Lorsqu’en 1772 l’intendant de Crosne augmente la garnison pour mieux assurer la sécurité de la ville, se pose alors le problème de l’hébergement des troupes. Après l’achat, rive gauche, de l’ancien grenier à sel qui s’avère être un mauvais choix du fait d’un terrain soumis aux crues et rendant les liaisons entre les deux rives aléatoires, l’emplacement du Pré aux Loups, bien que marécageux, semble plus judicieux.

Dans ce quartier à l’est de la cité, où habite une population ouvrière pauvre, les travaux de construction débutent en 1776. La nouvelle caserne Martainville deviendra pourtant rapidement insuffisante, et elle devra être agrandie entre 1785 et 1790 avec l’édification aux extrémités de deux pavillons.

L’imposante façade de pierre, classique, majestueuse et sobre à la fois, est couronnée par un fronton aux armes des rois de France. Du au rouennais Marin-Nicolas Jadoulle, on peut lire sur ce dernier « LUDOVICUS XVI ANNO DOMINI MDCCLXXVI » (1776).

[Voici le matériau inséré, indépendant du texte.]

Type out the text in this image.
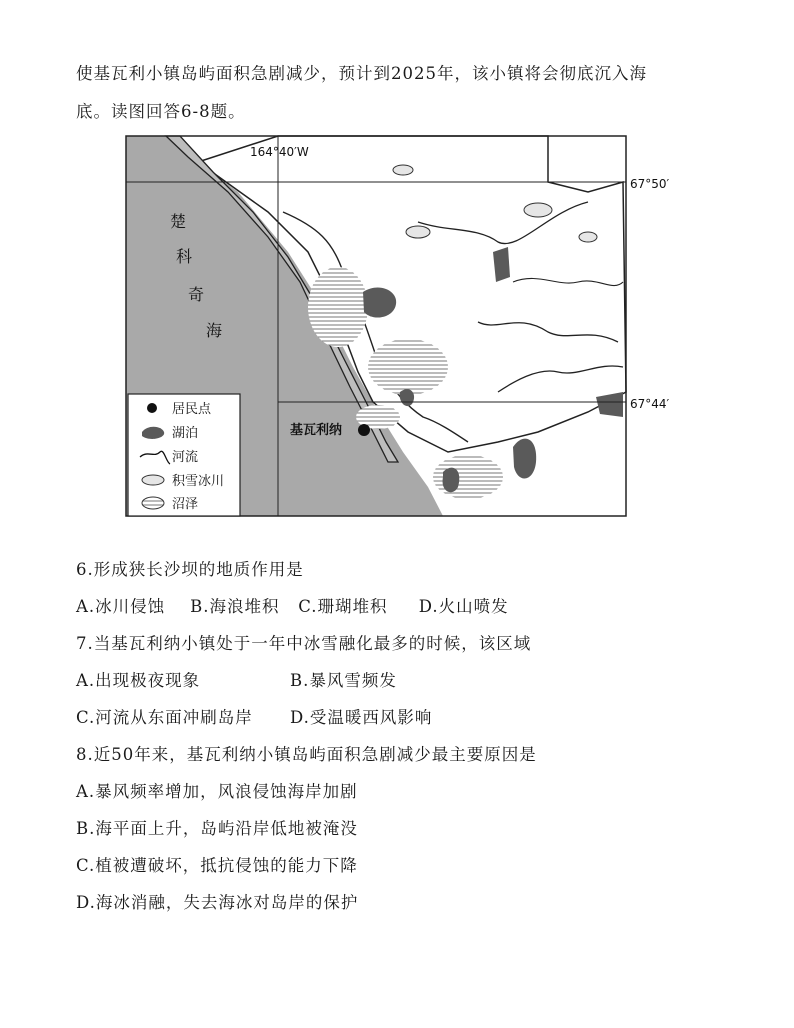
使基瓦利小镇岛屿面积急剧减少，预计到2025年，该小镇将会彻底沉入海
底。读图回答6-8题。
164°40′W
67°50′
67°44′
楚
科
奇
海
基瓦利纳
居民点
湖泊
河流
积雪冰川
沼泽
6.形成狭长沙坝的地质作用是
A.冰川侵蚀    B.海浪堆积   C.珊瑚堆积     D.火山喷发
7.当基瓦利纳小镇处于一年中冰雪融化最多的时候，该区域
A.出现极夜现象	B.暴风雪频发
C.河流从东面冲刷岛岸 D.受温暖西风影响
8.近50年来，基瓦利纳小镇岛屿面积急剧减少最主要原因是
A.暴风频率增加，风浪侵蚀海岸加剧
B.海平面上升，岛屿沿岸低地被淹没
C.植被遭破坏，抵抗侵蚀的能力下降
D.海冰消融，失去海冰对岛岸的保护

Les bâtiments sont marqués par quatre préceptes essentiels, fonctionnalité, régularité, luminosité, salubrité, avec de larges espaces de circulation et un monumental escalier de prestige.

 

Déjà la crise du logement

972 soldats pour seulement 324 lits avec une chambre pour 10 impliquent une vie quotidienne très spartiate, et malgré l’installation de couchettes individuelles, le confort ne s’améliore guère. Les locaux deviennent même insuffisants et le logement dans les établissements religieux s’avère courant.

Placée sous le patronage de Jeanne d’Arc, une extension significative sera opérée en 1886 et, outre les chambres, la caserne comprendra alors des cuisines, une infirmerie, une prison, un gymnase et des magasins.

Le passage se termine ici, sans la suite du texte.